A descoberta de um motivo interessado, mesmo que fosse único, suprimiria totalmente o valor moral de uma ação, ou, mesmo agindo como acessório, o diminuiria. A ausência de toda motivação egoísta é, portanto, o critério de uma ação

É no aforismo 50 que Nietzsche desenvolve sua crítica à compaixão a partir do pensamento do moralista francês La Rochefoucauld. O ponto de partida é o autoretrato229 escrito pelo próprio escritor francês. Nietzsche inicia repetindo o que o francês expõe em seu texto: uma prevenção contra a compaixão, ao atribuir tal sentimento aos fracos e pessoas do povo. Seguindo o argumento, somente pessoas que não se utilizam da razão para realizar suas ações podem se comover e ser levada pela compaixão. Do ponto de vista de La Rochefoucauld, o homem pode ajudar sem a necessidade de ter compaixão, pois até podemos manifestá-la, mas nos guardarmos de tê-la (MA/HH 50).

Para Nietzsche a compaixão e o desejo de suscitar compaixão merecem mais atenção e não devem ser encaradas como uma tolice ou falta de razão, antes, exigem uma reflexão mais atenta e rigorosa. A exposição da dor e sofrimento, por aquele que sofre, não é desinteressada: “[...]a rigor não existe ação altruísta nem contemplação totalmente desinteressada; ambas são apenas sublimações, em que o elemento básico parece ter se volatizado e somente se revela à observação mais aguda [...]” (MA/HH 1). Na verdade, estes artifícios são bem engendrados e têm o objetivo de causar dor e mal-estar naqueles que estão ao seu redor. Esta é a única forma que o ser fraco tem para dar mostra de seu poder. Ele nada pode fazer ao interagir com o mundo ou as pessoas que o cercam, restando apenas esperar o momento adequado para expor suas lamúrias na tentativa de causar dor. É ao causar dor, que ele experimenta uma sensação de poder:

[...] perguntemos a nós mesmos se os eloquentes gemidos e queixumes, se a ostentação da infelicidade não tem o objetivo, no fundo, de causar dor nos espectadores: a compaixão que eles então expressam é um consolo para os fracos e sofredores, na medida em que estes percebem ter ao menos um poder ainda, apesar de toda sua fraqueza: o poder de causar dor (MA/HH 50).

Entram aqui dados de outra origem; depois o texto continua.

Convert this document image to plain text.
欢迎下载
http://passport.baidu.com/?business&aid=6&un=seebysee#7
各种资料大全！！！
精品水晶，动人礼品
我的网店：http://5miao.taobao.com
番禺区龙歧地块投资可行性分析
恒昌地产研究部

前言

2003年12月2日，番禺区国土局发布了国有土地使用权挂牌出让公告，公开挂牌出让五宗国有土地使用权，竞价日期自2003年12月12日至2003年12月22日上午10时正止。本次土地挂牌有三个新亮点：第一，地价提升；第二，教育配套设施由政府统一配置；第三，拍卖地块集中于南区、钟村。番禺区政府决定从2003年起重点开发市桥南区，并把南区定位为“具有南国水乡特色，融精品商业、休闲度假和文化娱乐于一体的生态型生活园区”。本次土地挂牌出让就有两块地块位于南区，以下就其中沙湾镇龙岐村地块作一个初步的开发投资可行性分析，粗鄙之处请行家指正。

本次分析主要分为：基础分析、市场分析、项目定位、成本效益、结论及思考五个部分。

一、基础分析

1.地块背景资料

Ao contrário do que parte da tradição diz, a compaixão não é encarada, tanto por Nietzsche quanto por La Rochefoucauld, como virtude elevada, mas sim como o mais alto grau de egoísmo. Do ponto de vista de MA/HH, “a sede de compaixão é uma sede de gozo de si mesmo” (MA/HH 50), ou seja, uma exaltação do próprio “eu”, que deseja ser o centro das atenções e causar dor como demonstração de poder. Aqui temos, de certo modo, um ponto de convergência, mais uma vez, entre Nietzsche e La Rochefoucauld. Trazendo mais uma vez à cena o parágrafo 264 das Máximas, temos uma crítica ao altruísmo semelhante à desferida por Nietzsche em MA/HH:

A piedade é muitas vezes sentir os nossos próprios males nos males de outrem, é hábil previdência das desgraças em que podemos cair; socorremos os outros para constrangê-los a nos socorrermos em ocasião oportuna, são serviços que prestamos, a bem dizer, um bem que por antecipação nos fazemos. (LA ROCHEFOUCAULD, 1994, M 264)

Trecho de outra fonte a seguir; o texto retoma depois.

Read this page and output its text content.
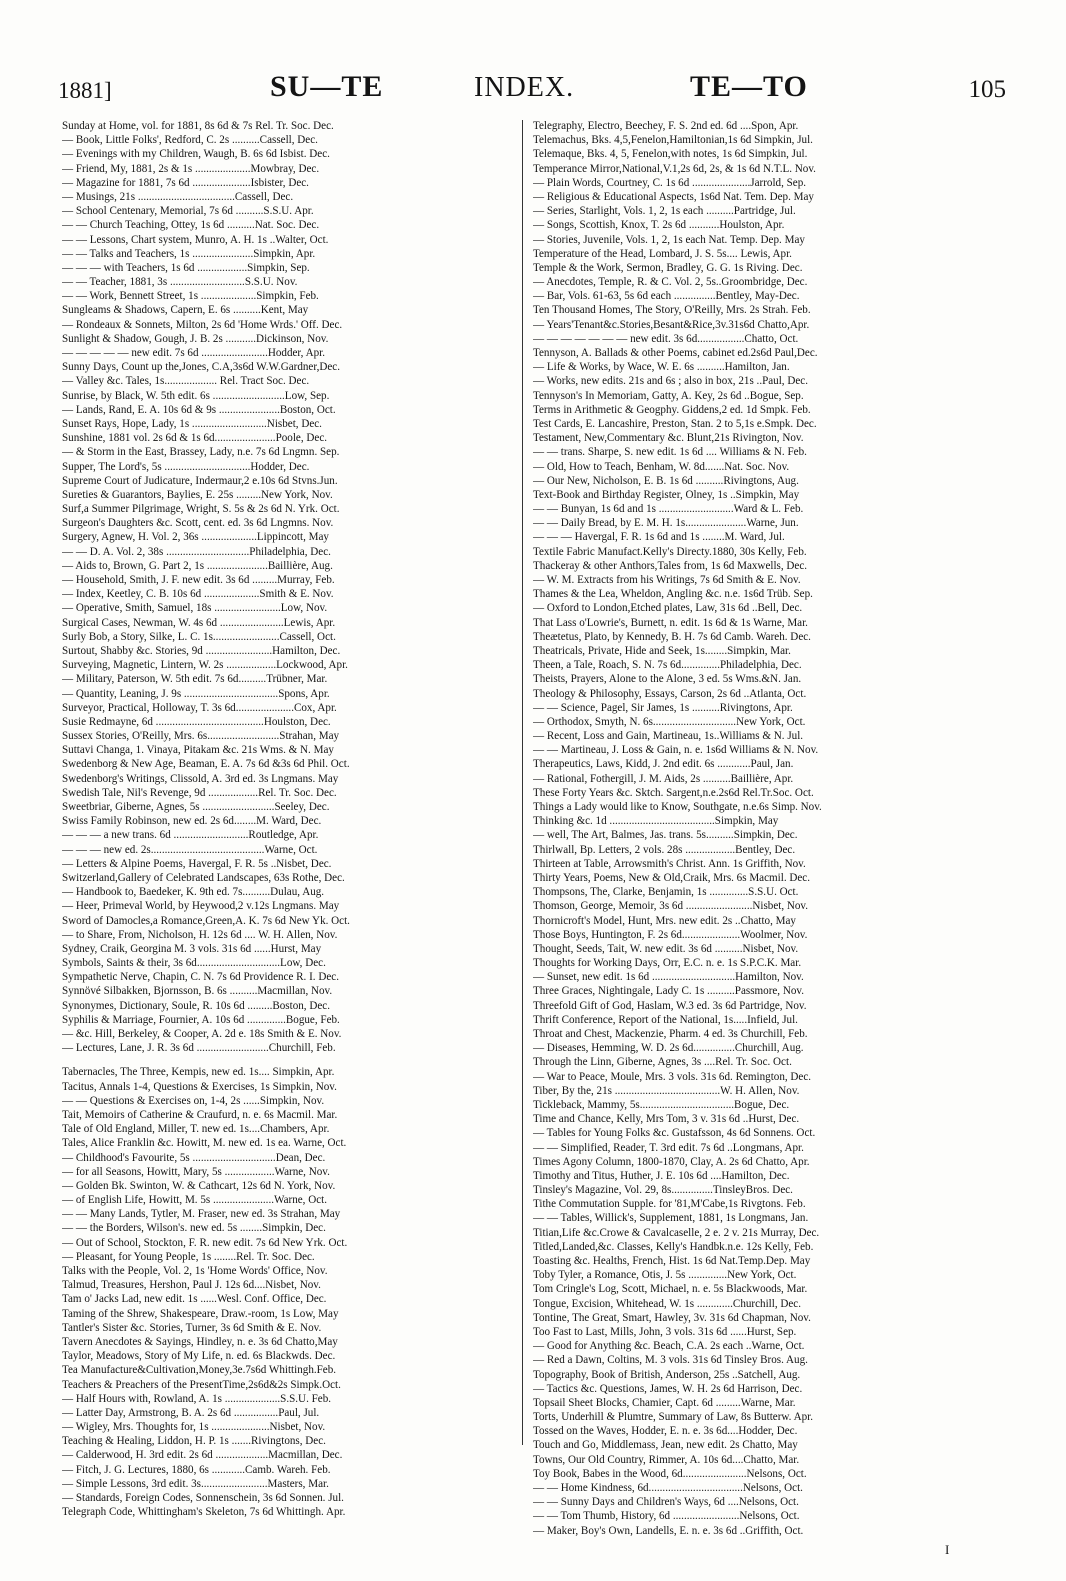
1881]	SU—TE	INDEX.	TE—TO	105
Sunday at Home, vol. for 1881, 8s 6d & 7s Rel. Tr. Soc. Dec.
— Book, Little Folks', Redford, C. 2s ..........Cassell, Dec.
— Evenings with my Children, Waugh, B. 6s 6d Isbist. Dec.
— Friend, My, 1881, 2s & 1s ....................Mowbray, Dec.
— Magazine for 1881, 7s 6d .....................Isbister, Dec.
— Musings, 21s ...................................Cassell, Dec.
— School Centenary, Memorial, 7s 6d ..........S.S.U. Apr.
— — Church Teaching, Ottey, 1s 6d ..........Nat. Soc. Dec.
— — Lessons, Chart system, Munro, A. H. 1s ..Walter, Oct.
— — Talks and Teachers, 1s ......................Simpkin, Apr.
— — — with Teachers, 1s 6d ..................Simpkin, Sep.
— — Teacher, 1881, 3s ...........................S.S.U. Nov.
— — Work, Bennett Street, 1s ....................Simpkin, Feb.
Sungleams & Shadows, Capern, E. 6s ..........Kent, May
— Rondeaux & Sonnets, Milton, 2s 6d 'Home Wrds.' Off. Dec.
Sunlight & Shadow, Gough, J. B. 2s ...........Dickinson, Nov.
— — — — — new edit. 7s 6d ........................Hodder, Apr.
Sunny Days, Count up the,Jones, C.A,3s6d W.W.Gardner,Dec.
— Valley &c. Tales, 1s................... Rel. Tract Soc. Dec.
Sunrise, by Black, W. 5th edit. 6s ..........................Low, Sep.
— Lands, Rand, E. A. 10s 6d & 9s ......................Boston, Oct.
Sunset Rays, Hope, Lady, 1s ...........................Nisbet, Dec.
Sunshine, 1881 vol. 2s 6d & 1s 6d......................Poole, Dec.
— & Storm in the East, Brassey, Lady, n.e. 7s 6d Lngmn. Sep.
Supper, The Lord's, 5s ...............................Hodder, Dec.
Supreme Court of Judicature, Indermaur,2 e.10s 6d Stvns.Jun.
Sureties & Guarantors, Baylies, E. 25s .........New York, Nov.
Surf,a Summer Pilgrimage, Wright, S. 5s & 2s 6d N. Yrk. Oct.
Surgeon's Daughters &c. Scott, cent. ed. 3s 6d Lngmns. Nov.
Surgery, Agnew, H. Vol. 2, 36s ....................Lippincott, May
— — D. A. Vol. 2, 38s ..............................Philadelphia, Dec.
— Aids to, Brown, G. Part 2, 1s ......................Baillière, Aug.
— Household, Smith, J. F. new edit. 3s 6d .........Murray, Feb.
— Index, Keetley, C. B. 10s 6d ....................Smith & E. Nov.
— Operative, Smith, Samuel, 18s ........................Low, Nov.
Surgical Cases, Newman, W. 4s 6d .......................Lewis, Apr.
Surly Bob, a Story, Silke, L. C. 1s........................Cassell, Oct.
Surtout, Shabby &c. Stories, 9d ........................Hamilton, Dec.
Surveying, Magnetic, Lintern, W. 2s ..................Lockwood, Apr.
— Military, Paterson, W. 5th edit. 7s 6d..........Trübner, Mar.
— Quantity, Leaning, J. 9s ..................................Spons, Apr.
Surveyor, Practical, Holloway, T. 3s 6d.....................Cox, Apr.
Susie Redmayne, 6d .......................................Houlston, Dec.
Sussex Stories, O'Reilly, Mrs. 6s..........................Strahan, May
Suttavi Changa, 1. Vinaya, Pitakam &c. 21s Wms. & N. May
Swedenborg & New Age, Beaman, E. A. 7s 6d &3s 6d Phil. Oct.
Swedenborg's Writings, Clissold, A. 3rd ed. 3s Lngmans. May
Swedish Tale, Nil's Revenge, 9d ..................Rel. Tr. Soc. Dec.
Sweetbriar, Giberne, Agnes, 5s ..........................Seeley, Dec.
Swiss Family Robinson, new ed. 2s 6d........M. Ward, Dec.
— — — a new trans. 6d ...........................Routledge, Apr.
— — — new ed. 2s.........................................Warne, Oct.
— Letters & Alpine Poems, Havergal, F. R. 5s ..Nisbet, Dec.
Switzerland,Gallery of Celebrated Landscapes, 63s Rothe, Dec.
— Handbook to, Baedeker, K. 9th ed. 7s..........Dulau, Aug.
— Heer, Primeval World, by Heywood,2 v.12s Lngmans. May
Sword of Damocles,a Romance,Green,A. K. 7s 6d New Yk. Oct.
— to Share, From, Nicholson, H. 12s 6d .... W. H. Allen, Nov.
Sydney, Craik, Georgina M. 3 vols. 31s 6d ......Hurst, May
Symbols, Saints & their, 3s 6d..............................Low, Dec.
Sympathetic Nerve, Chapin, C. N. 7s 6d Providence R. I. Dec.
Synnövé Silbakken, Bjornsson, B. 6s ..........Macmillan, Nov.
Synonymes, Dictionary, Soule, R. 10s 6d .........Boston, Dec.
Syphilis & Marriage, Fournier, A. 10s 6d ..............Bogue, Feb.
— &c. Hill, Berkeley, & Cooper, A. 2d e. 18s Smith & E. Nov.
— Lectures, Lane, J. R. 3s 6d ..........................Churchill, Feb.
Tabernacles, The Three, Kempis, new ed. 1s.... Simpkin, Apr.
Tacitus, Annals 1-4, Questions & Exercises, 1s Simpkin, Nov.
— — Questions & Exercises on, 1-4, 2s ......Simpkin, Nov.
Tait, Memoirs of Catherine & Craufurd, n. e. 6s Macmil. Mar.
Tale of Old England, Miller, T. new ed. 1s....Chambers, Apr.
Tales, Alice Franklin &c. Howitt, M. new ed. 1s ea. Warne, Oct.
— Childhood's Favourite, 5s ..............................Dean, Dec.
— for all Seasons, Howitt, Mary, 5s ..................Warne, Nov.
— Golden Bk. Swinton, W. & Cathcart, 12s 6d N. York, Nov.
— of English Life, Howitt, M. 5s ......................Warne, Oct.
— — Many Lands, Tytler, M. Fraser, new ed. 3s Strahan, May
— — the Borders, Wilson's. new ed. 5s ........Simpkin, Dec.
— Out of School, Stockton, F. R. new edit. 7s 6d New Yrk. Oct.
— Pleasant, for Young People, 1s ........Rel. Tr. Soc. Dec.
Talks with the People, Vol. 2, 1s 'Home Words' Office, Nov.
Talmud, Treasures, Hershon, Paul J. 12s 6d....Nisbet, Nov.
Tam o' Jacks Lad, new edit. 1s ......Wesl. Conf. Office, Dec.
Taming of the Shrew, Shakespeare, Draw.-room, 1s Low, May
Tantler's Sister &c. Stories, Turner, 3s 6d Smith & E. Nov.
Tavern Anecdotes & Sayings, Hindley, n. e. 3s 6d Chatto,May
Taylor, Meadows, Story of My Life, n. ed. 6s Blackwds. Dec.
Tea Manufacture&Cultivation,Money,3e.7s6d Whittingh.Feb.
Teachers & Preachers of the PresentTime,2s6d&2s Simpk.Oct.
— Half Hours with, Rowland, A. 1s ....................S.S.U. Feb.
— Latter Day, Armstrong, B. A. 2s 6d ................Paul, Jul.
— Wigley, Mrs. Thoughts for, 1s .....................Nisbet, Nov.
Teaching & Healing, Liddon, H. P. 1s .......Rivingtons, Dec.
— Calderwood, H. 3rd edit. 2s 6d ...................Macmillan, Dec.
— Fitch, J. G. Lectures, 1880, 6s ............Camb. Wareh. Feb.
— Simple Lessons, 3rd edit. 3s........................Masters, Mar.
— Standards, Foreign Codes, Sonnenschein, 3s 6d Sonnen. Jul.
Telegraph Code, Whittingham's Skeleton, 7s 6d Whittingh. Apr.
Telegraphy, Electro, Beechey, F. S. 2nd ed. 6d ....Spon, Apr.
Telemachus, Bks. 4,5,Fenelon,Hamiltonian,1s 6d Simpkin, Jul.
Telemaque, Bks. 4, 5, Fenelon,with notes, 1s 6d Simpkin, Jul.
Temperance Mirror,National,V.1,2s 6d, 2s, & 1s 6d N.T.L. Nov.
— Plain Words, Courtney, C. 1s 6d .....................Jarrold, Sep.
— Religious & Educational Aspects, 1s6d Nat. Tem. Dep. May
— Series, Starlight, Vols. 1, 2, 1s each ..........Partridge, Jul.
— Songs, Scottish, Knox, T. 2s 6d ...........Houlston, Apr.
— Stories, Juvenile, Vols. 1, 2, 1s each Nat. Temp. Dep. May
Temperature of the Head, Lombard, J. S. 5s.... Lewis, Apr.
Temple & the Work, Sermon, Bradley, G. G. 1s Riving. Dec.
— Anecdotes, Temple, R. & C. Vol. 2, 5s..Groombridge, Dec.
— Bar, Vols. 61-63, 5s 6d each ...............Bentley, May-Dec.
Ten Thousand Homes, The Story, O'Reilly, Mrs. 2s Strah. Feb.
— Years'Tenant&c.Stories,Besant&Rice,3v.31s6d Chatto,Apr.
— — — — — — — new edit. 3s 6d.................Chatto, Oct.
Tennyson, A. Ballads & other Poems, cabinet ed.2s6d Paul,Dec.
— Life & Works, by Wace, W. E. 6s ..........Hamilton, Jan.
— Works, new edits. 21s and 6s ; also in box, 21s ..Paul, Dec.
Tennyson's In Memoriam, Gatty, A. Key, 2s 6d ..Bogue, Sep.
Terms in Arithmetic & Geogphy. Giddens,2 ed. 1d Smpk. Feb.
Test Cards, E. Lancashire, Preston, Stan. 2 to 5,1s e.Smpk. Dec.
Testament, New,Commentary &c. Blunt,21s Rivington, Nov.
— — trans. Sharpe, S. new edit. 1s 6d .... Williams & N. Feb.
— Old, How to Teach, Benham, W. 8d.......Nat. Soc. Nov.
— Our New, Nicholson, E. B. 1s 6d ..........Rivingtons, Aug.
Text-Book and Birthday Register, Olney, 1s ..Simpkin, May
— — Bunyan, 1s 6d and 1s ...........................Ward & L. Feb.
— — Daily Bread, by E. M. H. 1s......................Warne, Jun.
— — — Havergal, F. R. 1s 6d and 1s ........M. Ward, Jul.
Textile Fabric Manufact.Kelly's Directy.1880, 30s Kelly, Feb.
Thackeray & other Anthors,Tales from, 1s 6d Maxwells, Dec.
— W. M. Extracts from his Writings, 7s 6d Smith & E. Nov.
Thames & the Lea, Wheldon, Angling &c. n.e. 1s6d Trüb. Sep.
— Oxford to London,Etched plates, Law, 31s 6d ..Bell, Dec.
That Lass o'Lowrie's, Burnett, n. edit. 1s 6d & 1s Warne, Mar.
Theætetus, Plato, by Kennedy, B. H. 7s 6d Camb. Wareh. Dec.
Theatricals, Private, Hide and Seek, 1s........Simpkin, Mar.
Theen, a Tale, Roach, S. N. 7s 6d..............Philadelphia, Dec.
Theists, Prayers, Alone to the Alone, 3 ed. 5s Wms.&N. Jan.
Theology & Philosophy, Essays, Carson, 2s 6d ..Atlanta, Oct.
— — Science, Pagel, Sir James, 1s ..........Rivingtons, Apr.
— Orthodox, Smyth, N. 6s..............................New York, Oct.
— Recent, Loss and Gain, Martineau, 1s..Williams & N. Jul.
— — Martineau, J. Loss & Gain, n. e. 1s6d Williams & N. Nov.
Therapeutics, Laws, Kidd, J. 2nd edit. 6s ............Paul, Jan.
— Rational, Fothergill, J. M. Aids, 2s ..........Baillière, Apr.
These Forty Years &c. Sktch. Sargent,n.e.2s6d Rel.Tr.Soc. Oct.
Things a Lady would like to Know, Southgate, n.e.6s Simp. Nov.
Thinking &c. 1d ......................................Simpkin, May
— well, The Art, Balmes, Jas. trans. 5s..........Simpkin, Dec.
Thirlwall, Bp. Letters, 2 vols. 28s ..................Bentley, Dec.
Thirteen at Table, Arrowsmith's Christ. Ann. 1s Griffith, Nov.
Thirty Years, Poems, New & Old,Craik, Mrs. 6s Macmil. Dec.
Thompsons, The, Clarke, Benjamin, 1s ..............S.S.U. Oct.
Thomson, George, Memoir, 3s 6d ........................Nisbet, Nov.
Thornicroft's Model, Hunt, Mrs. new edit. 2s ..Chatto, May
Those Boys, Huntington, F. 2s 6d.....................Woolmer, Nov.
Thought, Seeds, Tait, W. new edit. 3s 6d ..........Nisbet, Nov.
Thoughts for Working Days, Orr, E.C. n. e. 1s S.P.C.K. Mar.
— Sunset, new edit. 1s 6d ..............................Hamilton, Nov.
Three Graces, Nightingale, Lady C. 1s ..........Passmore, Nov.
Threefold Gift of God, Haslam, W.3 ed. 3s 6d Partridge, Nov.
Thrift Conference, Report of the National, 1s.....Infield, Jul.
Throat and Chest, Mackenzie, Pharm. 4 ed. 3s Churchill, Feb.
— Diseases, Hemming, W. D. 2s 6d...............Churchill, Aug.
Through the Linn, Giberne, Agnes, 3s ....Rel. Tr. Soc. Oct.
— War to Peace, Moule, Mrs. 3 vols. 31s 6d. Remington, Dec.
Tiber, By the, 21s ......................................W. H. Allen, Nov.
Tickleback, Mammy, 5s..................................Bogue, Dec.
Time and Chance, Kelly, Mrs Tom, 3 v. 31s 6d ..Hurst, Dec.
— Tables for Young Folks &c. Gustafsson, 4s 6d Sonnens. Oct.
— — Simplified, Reader, T. 3rd edit. 7s 6d ..Longmans, Apr.
Times Agony Column, 1800-1870, Clay, A. 2s 6d Chatto, Apr.
Timothy and Titus, Huther, J. E. 10s 6d ....Hamilton, Dec.
Tinsley's Magazine, Vol. 29, 8s...............TinsleyBros. Dec.
Tithe Commutation Supple. for '81,M'Cabe,1s Rivgtons. Feb.
— — Tables, Willick's, Supplement, 1881, 1s Longmans, Jan.
Titian,Life &c.Crowe & Cavalcaselle, 2 e. 2 v. 21s Murray, Dec.
Titled,Landed,&c. Classes, Kelly's Handbk.n.e. 12s Kelly, Feb.
Toasting &c. Healths, French, Hist. 1s 6d Nat.Temp.Dep. May
Toby Tyler, a Romance, Otis, J. 5s ..............New York, Oct.
Tom Cringle's Log, Scott, Michael, n. e. 5s Blackwoods, Mar.
Tongue, Excision, Whitehead, W. 1s .............Churchill, Dec.
Tontine, The Great, Smart, Hawley, 3v. 31s 6d Chapman, Nov.
Too Fast to Last, Mills, John, 3 vols. 31s 6d ......Hurst, Sep.
— Good for Anything &c. Beach, C.A. 2s each ..Warne, Oct.
— Red a Dawn, Coltins, M. 3 vols. 31s 6d Tinsley Bros. Aug.
Topography, Book of British, Anderson, 25s ..Satchell, Aug.
— Tactics &c. Questions, James, W. H. 2s 6d Harrison, Dec.
Topsail Sheet Blocks, Chamier, Capt. 6d .........Warne, Mar.
Torts, Underhill & Plumtre, Summary of Law, 8s Butterw. Apr.
Tossed on the Waves, Hodder, E. n. e. 3s 6d....Hodder, Dec.
Touch and Go, Middlemass, Jean, new edit. 2s Chatto, May
Towns, Our Old Country, Rimmer, A. 10s 6d....Chatto, Mar.
Toy Book, Babes in the Wood, 6d.......................Nelsons, Oct.
— — Home Kindness, 6d..................................Nelsons, Oct.
— — Sunny Days and Children's Ways, 6d ....Nelsons, Oct.
— — Tom Thumb, History, 6d ........................Nelsons, Oct.
— Maker, Boy's Own, Landells, E. n. e. 3s 6d ..Griffith, Oct.
I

Sendo assim, não há para o francês a ideia de que ajudamos o próximo sem interesse, pois só o ajudamos por medo de um dia nos encontrarmos na mesma situação e não ter quem nos ajude; portanto, ações desinteressadas, como supõe Schopenhauer, não são viáveis.

No aforismo 46 de MA/HH, Nietzsche destaca o compadecer, que podemos chamar, também, de compaixão. Como tal sentimento é mais forte que o próprio padecer. No aforismo em questão Nietzsche utiliza como exemplo a culpa de um amigo: ao acreditarmos na pureza ou inocência de nosso amigo, o amor pelo amigo, ou pela sua inocência, é maior que o próprio tem por si mesmo. O que nos causa sofrimento é o fato dele ser culpado, não por altruísmo. Nossa confiança é abalada, nosso juízo (MA/HH 46). Desse modo, surge uma espécie de doença em decorrência de uma preocupação demasiada com outras pessoas. Segundo o filósofo alemão, esta preocupação é uma espécie de compaixão doentia, que na alma do cristão que tem diante de si a paixão e morte de cristo (MA/HH 47).